The thing about ideologies is that they aren't fully-formed, well thought out, and, evidence-based. Instead, they are a type of tribal identity that one declares allegiance to. Before I figured this out, I would often be surprised by people who complained about things like "the liberal bias" of universities and who expressed a desire to see space created there to allow "a conservative point of view". Why---I would ask---can't we just judge each issue on its own merits and see where the facts lead us? The problem I couldn't see was that in the hierarchy of understanding that these people hold, "conservatism" is more important than facts or logic. At the dinner party, the anti-tax business guy simply ignored my statement that my wife didn't have health insurance because it didn't agree with something more important, namely his ideological opinion that all taxes are a form of theft.
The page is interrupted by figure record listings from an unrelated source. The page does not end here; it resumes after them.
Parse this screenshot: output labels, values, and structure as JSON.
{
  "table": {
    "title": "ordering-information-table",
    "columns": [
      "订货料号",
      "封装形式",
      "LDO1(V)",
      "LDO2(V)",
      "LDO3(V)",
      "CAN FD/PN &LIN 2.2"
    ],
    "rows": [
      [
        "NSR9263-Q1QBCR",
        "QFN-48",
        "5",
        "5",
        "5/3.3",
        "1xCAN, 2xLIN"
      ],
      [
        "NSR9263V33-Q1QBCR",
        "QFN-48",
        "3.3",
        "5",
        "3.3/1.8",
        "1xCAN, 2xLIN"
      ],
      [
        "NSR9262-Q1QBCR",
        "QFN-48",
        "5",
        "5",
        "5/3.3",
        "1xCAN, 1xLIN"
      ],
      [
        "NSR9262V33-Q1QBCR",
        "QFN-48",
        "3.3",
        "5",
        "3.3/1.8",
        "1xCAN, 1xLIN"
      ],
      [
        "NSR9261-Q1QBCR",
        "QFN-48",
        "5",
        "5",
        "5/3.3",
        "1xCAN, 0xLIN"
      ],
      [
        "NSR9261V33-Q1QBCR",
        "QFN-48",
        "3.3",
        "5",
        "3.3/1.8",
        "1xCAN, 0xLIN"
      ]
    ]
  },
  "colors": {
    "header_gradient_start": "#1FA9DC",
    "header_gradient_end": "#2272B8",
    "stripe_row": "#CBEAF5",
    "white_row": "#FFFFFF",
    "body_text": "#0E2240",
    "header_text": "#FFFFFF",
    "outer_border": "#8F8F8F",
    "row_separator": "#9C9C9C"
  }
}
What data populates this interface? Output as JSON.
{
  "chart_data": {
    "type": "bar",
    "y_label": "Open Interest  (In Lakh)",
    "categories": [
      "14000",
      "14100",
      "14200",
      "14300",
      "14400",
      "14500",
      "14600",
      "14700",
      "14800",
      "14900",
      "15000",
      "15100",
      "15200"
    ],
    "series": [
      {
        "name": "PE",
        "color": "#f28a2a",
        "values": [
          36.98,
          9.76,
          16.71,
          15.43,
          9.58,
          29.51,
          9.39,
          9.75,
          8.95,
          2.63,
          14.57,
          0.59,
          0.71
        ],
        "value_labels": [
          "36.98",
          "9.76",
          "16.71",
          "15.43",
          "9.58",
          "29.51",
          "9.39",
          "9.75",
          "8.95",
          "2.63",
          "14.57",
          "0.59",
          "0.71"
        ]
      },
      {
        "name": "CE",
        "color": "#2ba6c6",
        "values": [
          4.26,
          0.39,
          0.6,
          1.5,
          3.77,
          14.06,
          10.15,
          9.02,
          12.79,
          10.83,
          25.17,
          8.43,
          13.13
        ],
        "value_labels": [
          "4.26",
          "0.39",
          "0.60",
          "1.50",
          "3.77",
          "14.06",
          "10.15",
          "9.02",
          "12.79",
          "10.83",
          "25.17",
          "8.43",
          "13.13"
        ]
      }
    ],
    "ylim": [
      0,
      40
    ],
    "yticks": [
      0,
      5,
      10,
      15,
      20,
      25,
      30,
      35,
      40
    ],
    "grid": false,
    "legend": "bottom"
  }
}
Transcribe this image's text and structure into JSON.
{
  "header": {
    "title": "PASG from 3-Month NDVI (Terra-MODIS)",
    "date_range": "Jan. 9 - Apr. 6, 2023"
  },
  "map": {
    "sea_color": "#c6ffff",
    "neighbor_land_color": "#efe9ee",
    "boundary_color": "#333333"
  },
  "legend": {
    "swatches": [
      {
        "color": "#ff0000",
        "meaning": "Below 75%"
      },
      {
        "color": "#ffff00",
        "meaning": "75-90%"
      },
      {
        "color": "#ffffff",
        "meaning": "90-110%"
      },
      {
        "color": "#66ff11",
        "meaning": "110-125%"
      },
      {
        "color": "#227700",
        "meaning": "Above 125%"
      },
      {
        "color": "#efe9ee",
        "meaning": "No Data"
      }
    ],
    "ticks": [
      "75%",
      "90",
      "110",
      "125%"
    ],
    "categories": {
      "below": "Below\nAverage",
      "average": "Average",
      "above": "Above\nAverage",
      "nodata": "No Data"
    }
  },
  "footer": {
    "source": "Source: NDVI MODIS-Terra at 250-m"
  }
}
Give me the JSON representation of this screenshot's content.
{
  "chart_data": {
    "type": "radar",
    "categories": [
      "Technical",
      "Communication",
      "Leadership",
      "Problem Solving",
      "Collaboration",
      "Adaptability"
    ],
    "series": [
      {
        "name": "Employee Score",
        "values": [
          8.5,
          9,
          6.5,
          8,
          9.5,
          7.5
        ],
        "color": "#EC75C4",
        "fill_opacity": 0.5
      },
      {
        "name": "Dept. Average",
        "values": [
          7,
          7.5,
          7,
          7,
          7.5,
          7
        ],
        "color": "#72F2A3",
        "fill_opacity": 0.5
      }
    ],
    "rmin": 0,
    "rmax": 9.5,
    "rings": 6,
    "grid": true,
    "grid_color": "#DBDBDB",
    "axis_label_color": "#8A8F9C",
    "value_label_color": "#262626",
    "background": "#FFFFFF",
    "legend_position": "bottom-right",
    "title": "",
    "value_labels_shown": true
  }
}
Ideological conflict has been around since the 17th century's battles over the divine right of kings. But until now the "stakes of the game" haven't been all that large. It just involved whether or not thousands and hundreds of thousands of people would suffer horribly because of minor irritants like slavery and horrific poverty. Now, the fate of human civilization is on the chopping block. What is more important, whether a company in Guelph has to pay more taxes or the ice caps melt and Bangladesh gets drowned? It seems clear to both the federal and provincial conservatives that taxes are much more important. But that's absurd. Our world is too complex and our technology far too powerful to continue this childish game of ideological thinking.